Le «greening», vrai avenir
La vraie crise ne serait-elle pas pour le tourisme celle du changement climatique? La campagne des Nations unies et de l’OMT en faveur du «greening du tourisme» prend forme, même si les administrations nationales de tourisme ne sont pas toutes convaincues de son efficacité. Les 14 et 15 septembre à Göteborg, Suède, l’OMT a organisé avec la Commission européenne de tourisme (CET) un colloque sur ce thème dans le cadre du processus de Davos «pour une économie mondiale verte grâce au tourisme durable». La Suède préside, durant le 2º semestre 2009, l’Union européenne et les recommandations qui seront prises à cette occasion devraient nourrir les prochaines directives européennes, directives qui auront un impact sur les programmes de coopération et les relations avec les pays associés. Malheureusement, comme le souligne le communiqué de presse de l’OMT, le secteur du tourisme a peu de chances de recevoir l’attention qu’il mérite dans les discussions de haut niveau tenues actuellement sur l’accord destiné à remplacer le protocole de Kyoto, qui doit être parachevé à Copenhague en décembre. Les associations de professionnels et les administrations nationales de tourisme en sont-elles conscientes et peuvent-elles réagir?
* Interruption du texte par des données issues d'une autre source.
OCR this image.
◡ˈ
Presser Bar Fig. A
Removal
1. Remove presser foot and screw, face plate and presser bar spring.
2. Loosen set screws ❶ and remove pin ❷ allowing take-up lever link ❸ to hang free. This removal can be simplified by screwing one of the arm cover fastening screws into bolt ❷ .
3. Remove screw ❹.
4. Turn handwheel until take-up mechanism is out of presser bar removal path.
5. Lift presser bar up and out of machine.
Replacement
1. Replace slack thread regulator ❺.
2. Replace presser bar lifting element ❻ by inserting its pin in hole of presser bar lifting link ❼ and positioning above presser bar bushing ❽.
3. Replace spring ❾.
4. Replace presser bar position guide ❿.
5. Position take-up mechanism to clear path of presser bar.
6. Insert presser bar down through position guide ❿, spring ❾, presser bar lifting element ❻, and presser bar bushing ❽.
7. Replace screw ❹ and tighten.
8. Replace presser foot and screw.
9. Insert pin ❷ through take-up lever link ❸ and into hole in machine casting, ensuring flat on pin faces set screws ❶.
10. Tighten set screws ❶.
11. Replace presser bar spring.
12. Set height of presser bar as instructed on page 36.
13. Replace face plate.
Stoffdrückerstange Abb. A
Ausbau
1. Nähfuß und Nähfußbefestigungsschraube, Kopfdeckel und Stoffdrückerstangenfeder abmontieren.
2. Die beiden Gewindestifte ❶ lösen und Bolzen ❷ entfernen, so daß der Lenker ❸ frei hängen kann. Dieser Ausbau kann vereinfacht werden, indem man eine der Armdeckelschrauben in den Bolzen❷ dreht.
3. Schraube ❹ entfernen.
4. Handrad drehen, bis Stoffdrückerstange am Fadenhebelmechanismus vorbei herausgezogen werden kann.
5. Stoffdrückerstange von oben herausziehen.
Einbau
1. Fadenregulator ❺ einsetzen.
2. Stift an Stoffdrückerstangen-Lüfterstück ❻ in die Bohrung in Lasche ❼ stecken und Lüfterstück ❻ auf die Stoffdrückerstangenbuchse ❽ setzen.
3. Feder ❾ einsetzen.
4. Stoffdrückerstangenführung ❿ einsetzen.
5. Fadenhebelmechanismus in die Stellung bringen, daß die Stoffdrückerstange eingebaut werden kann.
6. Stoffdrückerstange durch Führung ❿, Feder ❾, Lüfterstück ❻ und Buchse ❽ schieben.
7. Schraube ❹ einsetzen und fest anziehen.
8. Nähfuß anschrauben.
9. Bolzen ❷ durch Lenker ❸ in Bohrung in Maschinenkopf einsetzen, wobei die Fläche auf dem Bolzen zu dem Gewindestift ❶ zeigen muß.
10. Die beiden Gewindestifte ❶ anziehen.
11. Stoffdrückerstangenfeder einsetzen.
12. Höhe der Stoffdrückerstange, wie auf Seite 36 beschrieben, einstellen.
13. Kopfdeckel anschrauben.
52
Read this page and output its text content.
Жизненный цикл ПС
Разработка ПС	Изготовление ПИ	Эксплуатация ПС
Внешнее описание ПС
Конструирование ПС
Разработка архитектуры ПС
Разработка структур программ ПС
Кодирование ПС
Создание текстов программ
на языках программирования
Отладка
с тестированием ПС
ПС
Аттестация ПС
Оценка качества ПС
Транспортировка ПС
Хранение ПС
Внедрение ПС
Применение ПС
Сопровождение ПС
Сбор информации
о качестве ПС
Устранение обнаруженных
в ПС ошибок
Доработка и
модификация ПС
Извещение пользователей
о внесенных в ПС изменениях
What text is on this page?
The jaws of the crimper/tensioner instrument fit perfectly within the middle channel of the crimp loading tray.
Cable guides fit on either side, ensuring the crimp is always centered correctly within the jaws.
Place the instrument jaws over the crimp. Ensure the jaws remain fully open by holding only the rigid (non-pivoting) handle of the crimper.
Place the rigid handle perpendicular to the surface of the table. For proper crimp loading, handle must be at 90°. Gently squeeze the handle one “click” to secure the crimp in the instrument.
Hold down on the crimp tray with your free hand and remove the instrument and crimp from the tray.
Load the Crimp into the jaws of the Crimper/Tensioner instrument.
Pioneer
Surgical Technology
La CET lancera à Göteborg sa propre stratégie-réseau sur le changement climatique et le tourisme durable pour les ONT, et se servira du portail de l’Agence européenne pour l’environnement, DestiNet Sustainable Tourism Portal (www.destinet.ew.eea.europa.eu). Les professionnels les plus perspicaces savent qu’il y a là de nouveaux marchés. On se lance dans le «slow tourism» -tourisme lent- pour démontrer que l’on peut voyager autrement: pas d’abstinence tourisme, juste de la modération.
Investissements durables
Ainsi l’agence Vision du monde propose à ses clients de prendre le ferry pour aller au Maroc. Sur le site www.voyagespourlaplanète.com, on peut trouver une série de produits «Voyage sans CO2». Pour rendre plus «vert» les hébergements, les hôteliers investissent: démarche de communication et de sensibilisation auprès de la clientèle, suivi de la consommation d’énergie et d’eau, mousseurs dans les robinets, double flux pour les chasses d’eau, suppression de tous les produits d’accueil à usage unique (échantillons savons, petits pots de confiture et plaquettes individuelles de beurre par exemple), ampoules à basse consommation, etc. Les plus innovateurs mettront des panneaux solaires et obtiendront un écolabel «par conviction, par ras-le-bol du gaspillage». Cet engagement volontaire en faveur de la protection de l’environnement est une caractéristique de plus en plus commune à tous les directeurs d’hébergements touristiques. Ceci est d’autant plus important que les media iront chercher des scoops sur les impacts négatifs du tourisme, comme ce qui s’est passé à Saïdia, la Perle bleue de la Méditerranée, un peu avant son ouverture.